Happy 175th Birthday, Modest Mussorgsky!
Copied from Wikipedia:
Modest Petrovich Mussorgsky (Russian: Модест Петрович Мусоргский, IPA: [mɐˈdest ˈmusərkskʲɪj]; 21 March [O.S. 9 March] 1839 – 28 March [O.S. 16 March] 1881) was a Russian composer, one of the group known as “The Five“. He was an innovator of Russian music in the romantic period. He strove to achieve a uniquely Russian musical identity, often in deliberate defiance of the established conventions of Western music.
Many of his works were inspired by Russian history, Russian folklore, and other nationalist themes. Such works include the opera Boris Godunov, the orchestral tone poem Night on Bald Mountain, and the piano suite Pictures at an Exhibition.

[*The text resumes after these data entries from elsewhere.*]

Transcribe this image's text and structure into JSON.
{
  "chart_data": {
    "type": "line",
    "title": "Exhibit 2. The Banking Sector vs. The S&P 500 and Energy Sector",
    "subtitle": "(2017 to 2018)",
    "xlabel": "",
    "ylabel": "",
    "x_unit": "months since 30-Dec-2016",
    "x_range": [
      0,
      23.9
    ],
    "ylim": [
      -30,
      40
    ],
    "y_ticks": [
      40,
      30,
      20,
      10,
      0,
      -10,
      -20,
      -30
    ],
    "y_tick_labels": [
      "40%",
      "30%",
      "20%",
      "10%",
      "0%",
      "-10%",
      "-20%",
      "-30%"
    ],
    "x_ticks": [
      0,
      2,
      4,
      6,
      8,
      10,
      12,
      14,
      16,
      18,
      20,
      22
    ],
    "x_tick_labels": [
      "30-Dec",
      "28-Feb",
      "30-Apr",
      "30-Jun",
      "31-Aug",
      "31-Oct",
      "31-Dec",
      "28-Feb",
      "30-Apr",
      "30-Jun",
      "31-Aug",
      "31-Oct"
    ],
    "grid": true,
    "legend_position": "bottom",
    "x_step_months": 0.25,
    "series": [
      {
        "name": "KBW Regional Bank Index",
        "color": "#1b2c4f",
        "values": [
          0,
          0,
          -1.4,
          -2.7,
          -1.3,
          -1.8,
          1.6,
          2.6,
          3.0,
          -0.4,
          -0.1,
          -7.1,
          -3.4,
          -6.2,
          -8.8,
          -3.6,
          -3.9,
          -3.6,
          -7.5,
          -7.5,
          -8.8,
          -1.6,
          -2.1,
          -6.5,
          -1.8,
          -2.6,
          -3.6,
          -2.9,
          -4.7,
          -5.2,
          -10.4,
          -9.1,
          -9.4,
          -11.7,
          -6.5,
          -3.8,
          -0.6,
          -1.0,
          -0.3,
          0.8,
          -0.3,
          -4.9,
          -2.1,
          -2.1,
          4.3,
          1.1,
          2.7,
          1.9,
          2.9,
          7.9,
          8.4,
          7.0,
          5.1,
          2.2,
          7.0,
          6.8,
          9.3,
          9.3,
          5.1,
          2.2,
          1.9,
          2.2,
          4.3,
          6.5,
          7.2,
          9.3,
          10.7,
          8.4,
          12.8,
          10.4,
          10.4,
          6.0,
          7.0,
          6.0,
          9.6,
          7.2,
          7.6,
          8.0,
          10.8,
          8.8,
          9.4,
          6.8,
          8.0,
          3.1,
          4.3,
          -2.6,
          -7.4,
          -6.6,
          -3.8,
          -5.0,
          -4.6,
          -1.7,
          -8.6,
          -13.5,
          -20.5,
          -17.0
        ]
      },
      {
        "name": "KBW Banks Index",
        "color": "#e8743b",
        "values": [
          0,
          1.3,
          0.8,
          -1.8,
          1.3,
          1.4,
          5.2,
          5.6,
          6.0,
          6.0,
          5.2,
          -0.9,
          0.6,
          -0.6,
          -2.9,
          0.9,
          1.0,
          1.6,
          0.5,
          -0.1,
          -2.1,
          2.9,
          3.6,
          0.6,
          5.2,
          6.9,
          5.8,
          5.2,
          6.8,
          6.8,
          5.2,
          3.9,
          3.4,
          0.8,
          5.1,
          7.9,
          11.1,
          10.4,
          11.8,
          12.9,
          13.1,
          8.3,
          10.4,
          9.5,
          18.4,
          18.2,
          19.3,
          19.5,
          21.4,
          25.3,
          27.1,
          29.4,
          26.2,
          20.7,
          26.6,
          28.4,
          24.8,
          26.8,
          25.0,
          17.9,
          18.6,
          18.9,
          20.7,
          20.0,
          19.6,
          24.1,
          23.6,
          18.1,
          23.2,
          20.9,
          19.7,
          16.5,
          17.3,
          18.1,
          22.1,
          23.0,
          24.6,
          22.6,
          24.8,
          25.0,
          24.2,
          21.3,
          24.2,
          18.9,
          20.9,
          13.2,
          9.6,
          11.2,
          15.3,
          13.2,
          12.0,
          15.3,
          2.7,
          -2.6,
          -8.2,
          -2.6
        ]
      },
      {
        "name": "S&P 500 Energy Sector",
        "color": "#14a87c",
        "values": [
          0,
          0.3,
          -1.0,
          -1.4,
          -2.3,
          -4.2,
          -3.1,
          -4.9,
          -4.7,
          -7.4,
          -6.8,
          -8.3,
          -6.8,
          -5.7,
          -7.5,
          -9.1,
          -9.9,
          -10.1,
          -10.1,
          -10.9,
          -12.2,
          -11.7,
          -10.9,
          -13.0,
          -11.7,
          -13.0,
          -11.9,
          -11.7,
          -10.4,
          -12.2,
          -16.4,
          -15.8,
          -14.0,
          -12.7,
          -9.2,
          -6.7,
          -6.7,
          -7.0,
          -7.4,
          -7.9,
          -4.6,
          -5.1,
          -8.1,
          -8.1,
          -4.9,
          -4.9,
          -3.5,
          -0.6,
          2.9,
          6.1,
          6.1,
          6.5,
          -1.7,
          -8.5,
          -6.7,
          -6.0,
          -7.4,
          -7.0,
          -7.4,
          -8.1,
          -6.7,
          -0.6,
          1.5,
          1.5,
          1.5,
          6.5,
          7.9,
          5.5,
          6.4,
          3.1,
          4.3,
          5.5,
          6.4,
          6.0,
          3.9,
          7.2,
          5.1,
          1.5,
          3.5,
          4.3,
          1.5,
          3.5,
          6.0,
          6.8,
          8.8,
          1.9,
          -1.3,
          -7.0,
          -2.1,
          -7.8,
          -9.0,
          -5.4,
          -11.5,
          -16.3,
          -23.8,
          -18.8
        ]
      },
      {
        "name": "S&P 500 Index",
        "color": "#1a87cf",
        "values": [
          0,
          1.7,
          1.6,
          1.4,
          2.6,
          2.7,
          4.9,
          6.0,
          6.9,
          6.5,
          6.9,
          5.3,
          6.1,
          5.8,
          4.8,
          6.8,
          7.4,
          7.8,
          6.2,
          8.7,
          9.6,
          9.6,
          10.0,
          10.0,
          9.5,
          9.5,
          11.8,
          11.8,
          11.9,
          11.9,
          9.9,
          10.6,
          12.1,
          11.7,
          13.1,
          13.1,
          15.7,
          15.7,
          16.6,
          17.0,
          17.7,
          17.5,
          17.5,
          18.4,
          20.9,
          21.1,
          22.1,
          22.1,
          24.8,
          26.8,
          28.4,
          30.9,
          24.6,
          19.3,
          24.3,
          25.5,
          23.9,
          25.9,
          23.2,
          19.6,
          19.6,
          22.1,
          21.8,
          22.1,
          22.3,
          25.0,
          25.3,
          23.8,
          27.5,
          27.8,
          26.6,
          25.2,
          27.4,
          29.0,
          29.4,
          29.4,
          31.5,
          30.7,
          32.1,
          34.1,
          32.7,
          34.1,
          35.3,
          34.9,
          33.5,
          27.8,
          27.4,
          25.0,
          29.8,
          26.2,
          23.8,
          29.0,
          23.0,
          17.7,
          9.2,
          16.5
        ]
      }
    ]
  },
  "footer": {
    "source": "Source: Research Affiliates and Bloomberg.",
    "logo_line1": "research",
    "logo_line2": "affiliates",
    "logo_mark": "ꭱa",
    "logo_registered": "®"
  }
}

For many years Mussorgsky’s works were mainly known in versions revised or completed by other composers. Many of his most important compositions have recently come into their own in their original forms, and some of the original scores are now also available.
From Darin: I have long been a fan of Modest Mussorgsky’s work, particularly Pictures at an Exhibition, and his dramatic use of music to tell a story without words. These incredible melodies, along with the compelling names of the various movements of Pictures, were among the first inspirations for my novel, The Mussorgsky Riddle. Truth be told, it all came to me when I was reading the back of the Pictures CD a few years ago and a simple connection formed in my head: “These are chapter titles.” From there, months and months of brainstorming of how to bring this piece of music to life eventually led to the novel being published by Curiosity Quills Press Fall/Winter 2014.
From Viktor Hartmann’s original paintings to Mussorgsky’s piano to Ravel’s orchestration to Emerson, Lake, and Palmer’s rock album, to my novel… Who knows what might come next?